Expanding offensive accompanied by Israeli escalation on all fronts
Israel’s ongoing escalation in the West Bank has received the support of Israeli leaders from across the political spectrum. On Monday, Israeli opposition leader Benny Gantz said that Israel must send more forces to the West Bank.
Meanwhile, Israeli Prime Minister Benjamin Netanyahu announced further escalation in the region. In a speech at a graduation ceremony for Israeli army officers, Netanyahu said on Sunday that Israel will maintain its forces on the Syrian Mount al-Sheikh and in the Syrian territories it occupied since the collapse of the Bashar Assad regime in December. Netanyahu also stressed that Israel will not allow any military presence by the new Syrian army south of Damascus.
Netanyahu wants to avoid negotiations with Hamas over a second phase of the ceasefire deal, which would include the end of the war.
Simultaneously, Israeli warplanes bombed several locations in the south of Lebanon and in the Lebanese Bekaa Valley on Sunday during the funeral ceremony of Hezbollah leaders Hassan Nasrallah and Hashem Safieddine in Beirut.

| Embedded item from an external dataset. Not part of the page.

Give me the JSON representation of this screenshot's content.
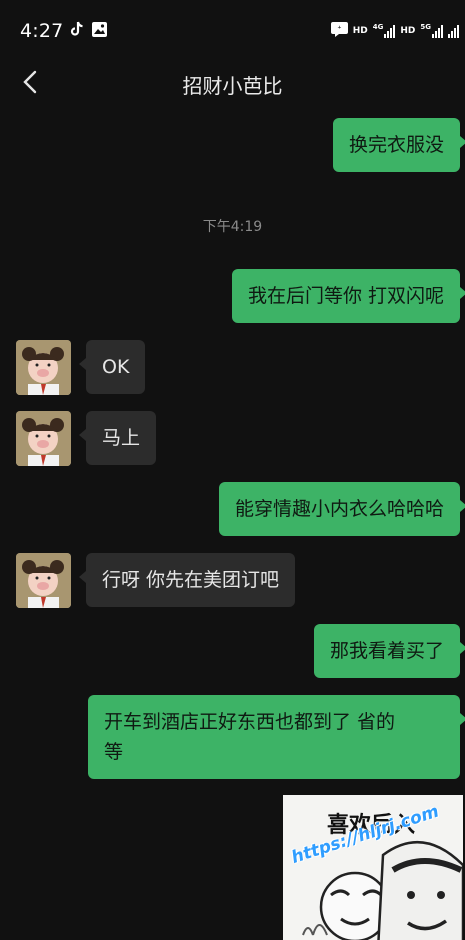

Israeli warplanes flew at low altitude over the crowds participating in the funeral.
Israel’s escalation on all fronts comes at the same time that Netanyahu’s government maneuvers to avoid moving into negotiations with Hamas over the second phase of the ceasefire deal in Gaza, which would include the end of the war.
On Monday, the Israeli daily newspaper Haaretz reported that Netanyahu had presented a plan to U.S. Middle East envoy Steve Witkoff that includes the release of all remaining Israeli captives in Gaza in one single batch — without moving on to a second phase of the ceasefire agreement. According to Haaretz, Netanyahu hopes that the U.S. will pressure Hamas to accept an extension of the first phase and avoid moving to negotiations over the end of the war.
Last week, Netanyahu suspended the release of 600 Palestinian prisoners after Israel received three captives and four dead bodies from Hamas in Gaza. Netanyahu’s office said that the reason was Hamas’s “degrading” release ceremonies, while Hamas accused Netanyahu of trying to escape the obligations agreed upon in the ceasefire deal.